Youth groups told 'it could be you'

29th September 1995 at 01:00
Youth groups have been invited to bid for a share of Pounds 150 million in lottery cash as part of a new grants programme announced yesterday by the National Lottery Charities Board for England.

Unveiling the themes intended to give "focus and direction" to the distribution of the lottery money, the board's director, Janet Paraskeva, concentrated on the problems faced by young people, such as violence, homelessness, drug abuse and unemployment. "The challenge they face is to turn these problems into opportunities," she said. "Voluntary youth groups throughout the country will, I am sure, be coming up with imaginative schemes to help young people do just that ... Personally I am very pleased that our next programme focuses on youth issues."
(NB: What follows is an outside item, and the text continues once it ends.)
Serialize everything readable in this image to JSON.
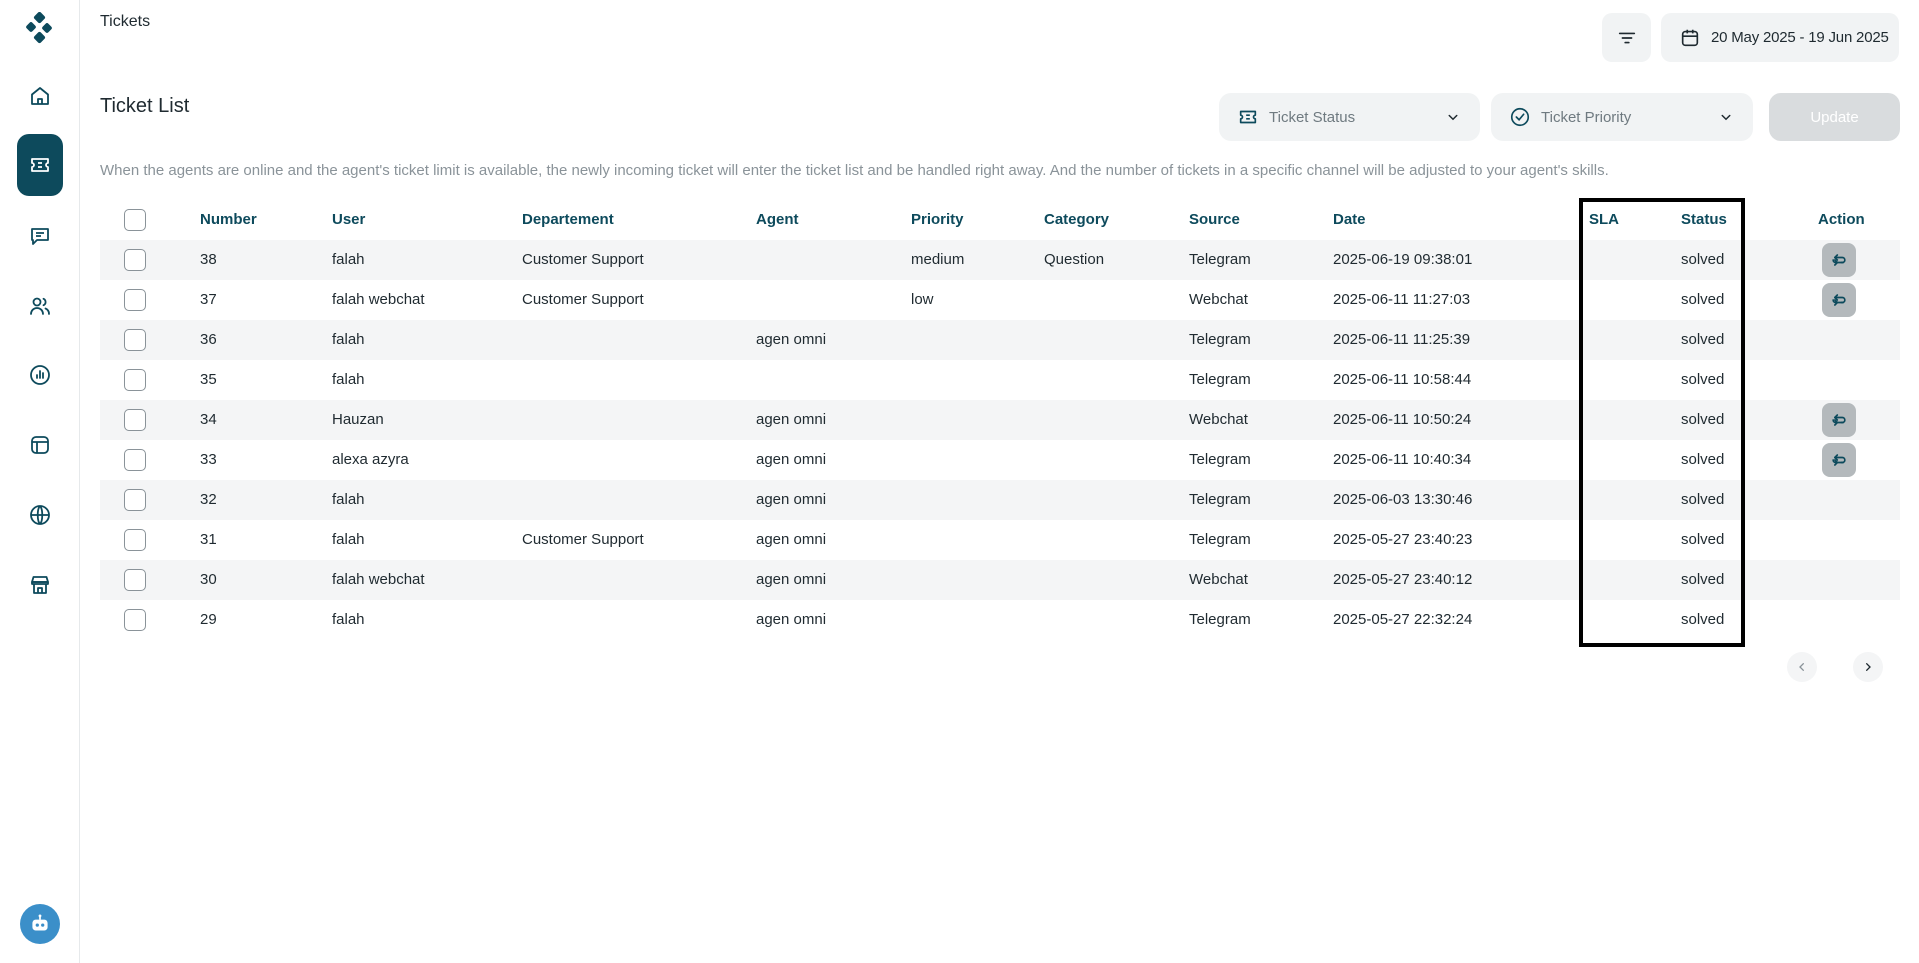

Until she was invited to direct the Lottery Charities Board in June, Janet Paraskeva was director of the National Youth Agency, the government body that administers and distributes funding for youth work through local authorities. As director she acquired a reputation for outspoken and determined lobbying on youth issues, somewhat to the discomfiture of the Government. For the six months before her departure, the NYA's future was in doubt, but it was reprieved in June.

Its acting director, Mary Durkin, said she welcomed the announcement of lottery cash for voluntary groups, "provided it is not seen as a replacement for statutory funding". She said that the NYA will be organising seminars to advise youth groups on how to apply for the money.
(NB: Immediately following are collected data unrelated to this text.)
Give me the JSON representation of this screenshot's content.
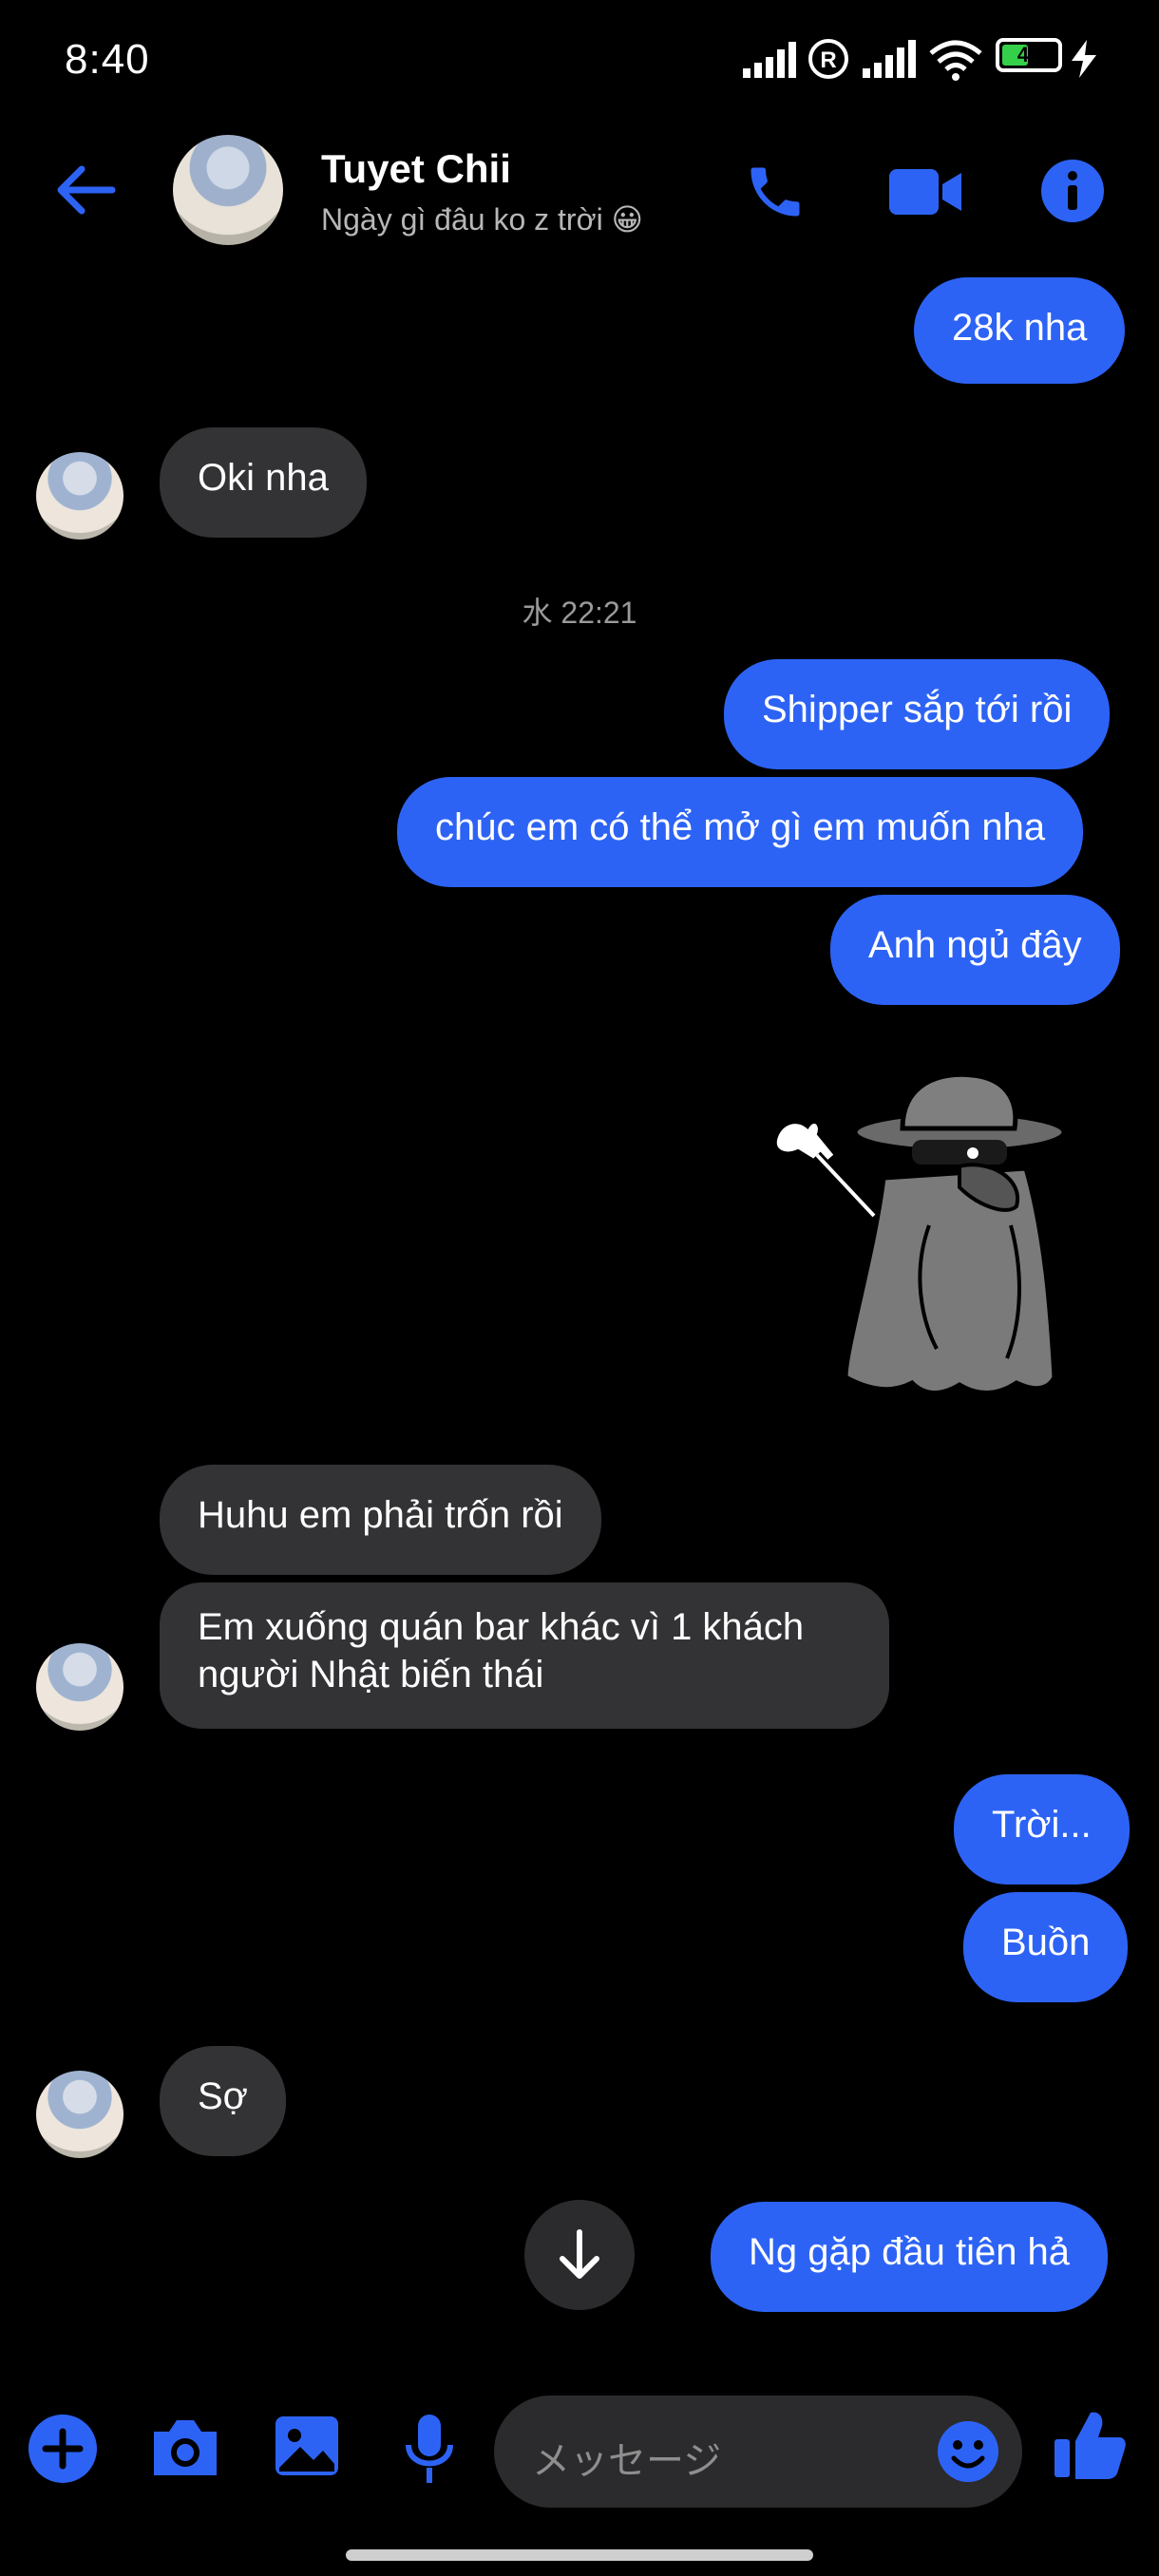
{
  "status_bar": {
    "time": "8:40",
    "battery_percent": "46"
  },
  "header": {
    "contact_name": "Tuyet Chii",
    "contact_status": "Ngày gì đâu ko z trời 😀"
  },
  "messages": {
    "m1": "28k nha",
    "m2": "Oki nha",
    "timestamp": "水 22:21",
    "m3": "Shipper sắp tới rồi",
    "m4": "chúc em có thể mở gì em muốn nha",
    "m5": "Anh ngủ đây",
    "m6": "Huhu em phải trốn rồi",
    "m7_line1": "Em xuống quán bar khác vì 1 khách",
    "m7_line2": "người Nhật biến thái",
    "m8": "Trời...",
    "m9": "Buồn",
    "m10": "Sợ",
    "m11": "Ng gặp đầu tiên hả"
  },
  "composer": {
    "placeholder": "メッセージ"
  },
  "colors": {
    "accent": "#2d63f5",
    "incoming_bubble": "#333335",
    "background": "#000000"
  }
}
The board says it will look favourably on applications which, for example, promote good health, offer financial advice, give young people "a realistic chance to become economically self-sufficient", and on those that run activities to help young people avoid crime, find housing, cope with leaving care or with disability.

The board says it does not fund activities which would otherwise be paid for by the Government. Any group set up for "charitable , philanthropic or benevolent purposes" can apply, so the group does not have to be a registered charity.
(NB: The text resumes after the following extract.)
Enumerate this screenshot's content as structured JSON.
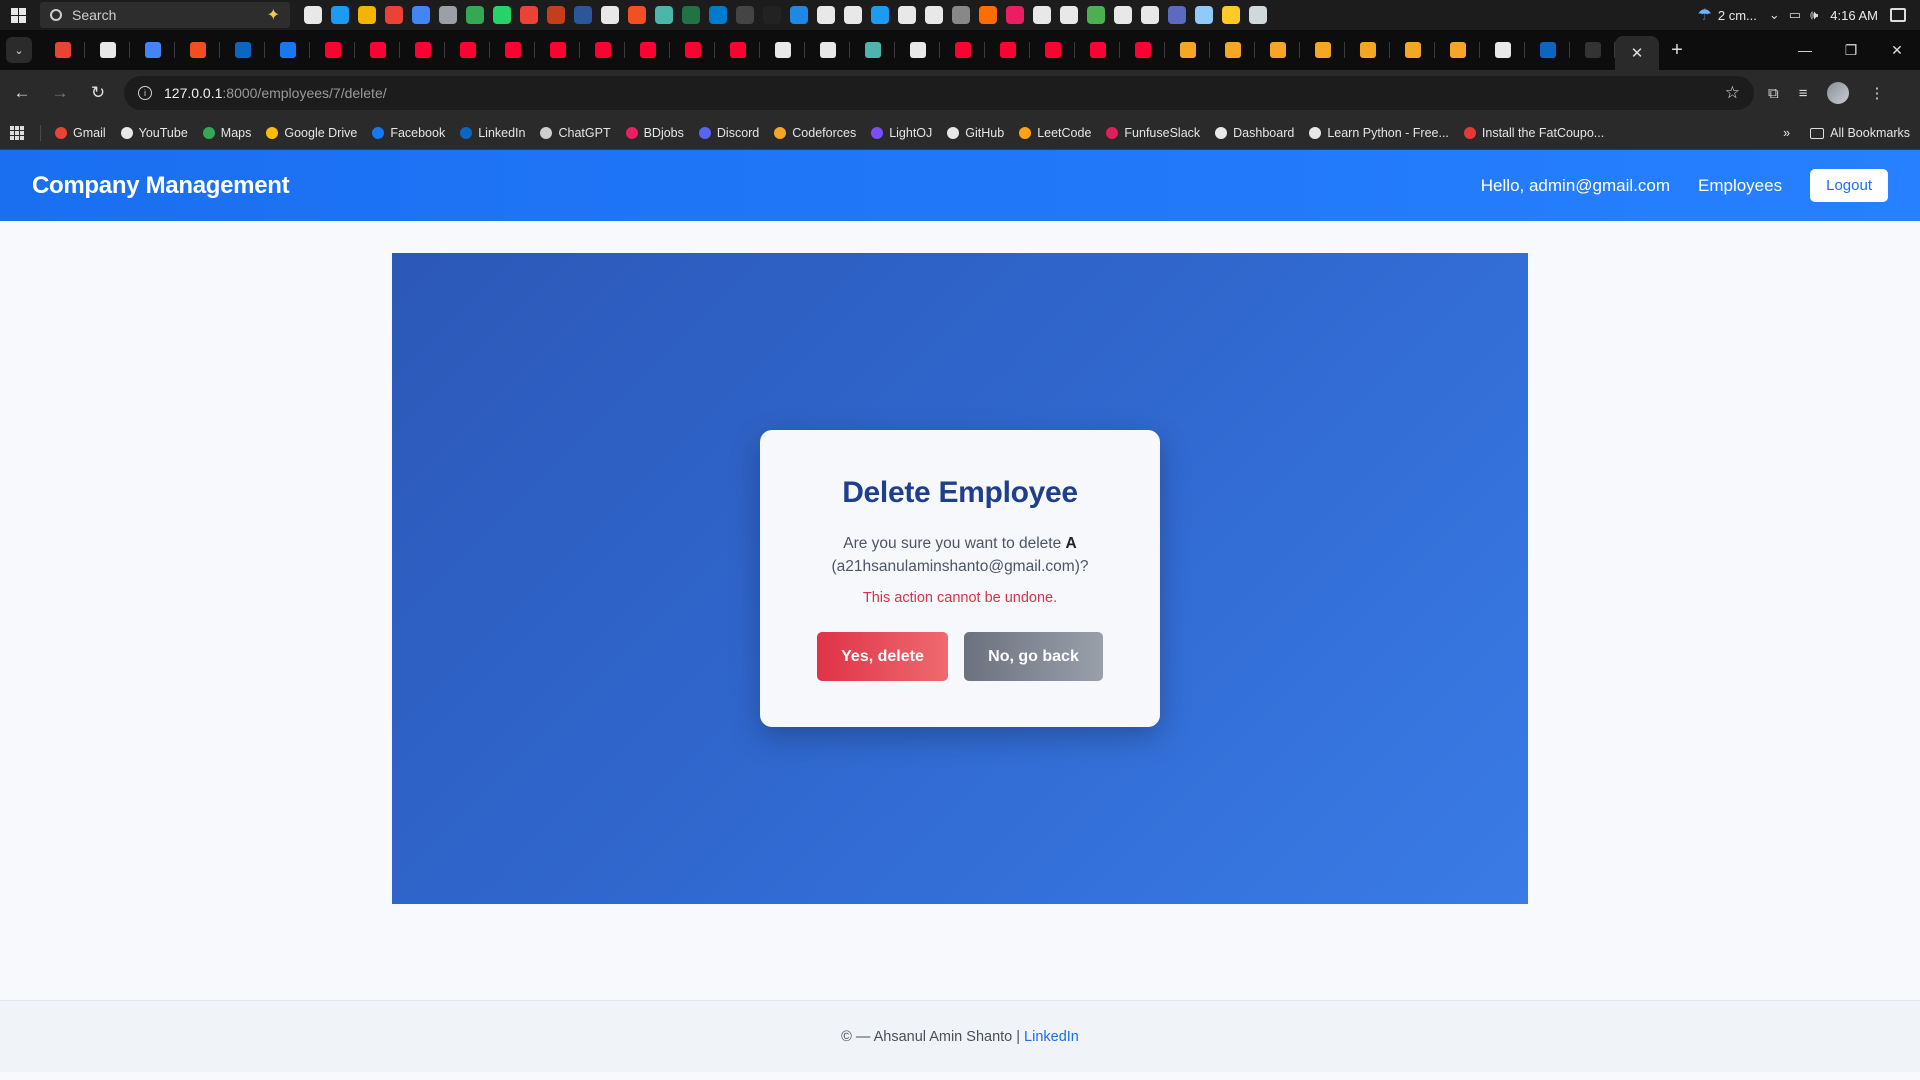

However, a spokesman for the Association of Metropolitan Authorities suggested that it could be difficult to distinguish between local authority-funded and voluntary-funded groups, because so many were supported by both. "Also, there is no limit to the amount the authority could expand its youth service, so you could argue that a lot of groups 'would otherwise be funded by the Government'. "

The Association of County Councils said that youth work was a Cinderella service - "like all discretionary services, it is under the hammer." Earlier this year, a TES survey found that Pounds 1 million had been cut from the youth budget in 1995 by 11 county councils alone.

Application packs for youth groups are available from November 27 (0345 919191); the deadline is February 16, 1996.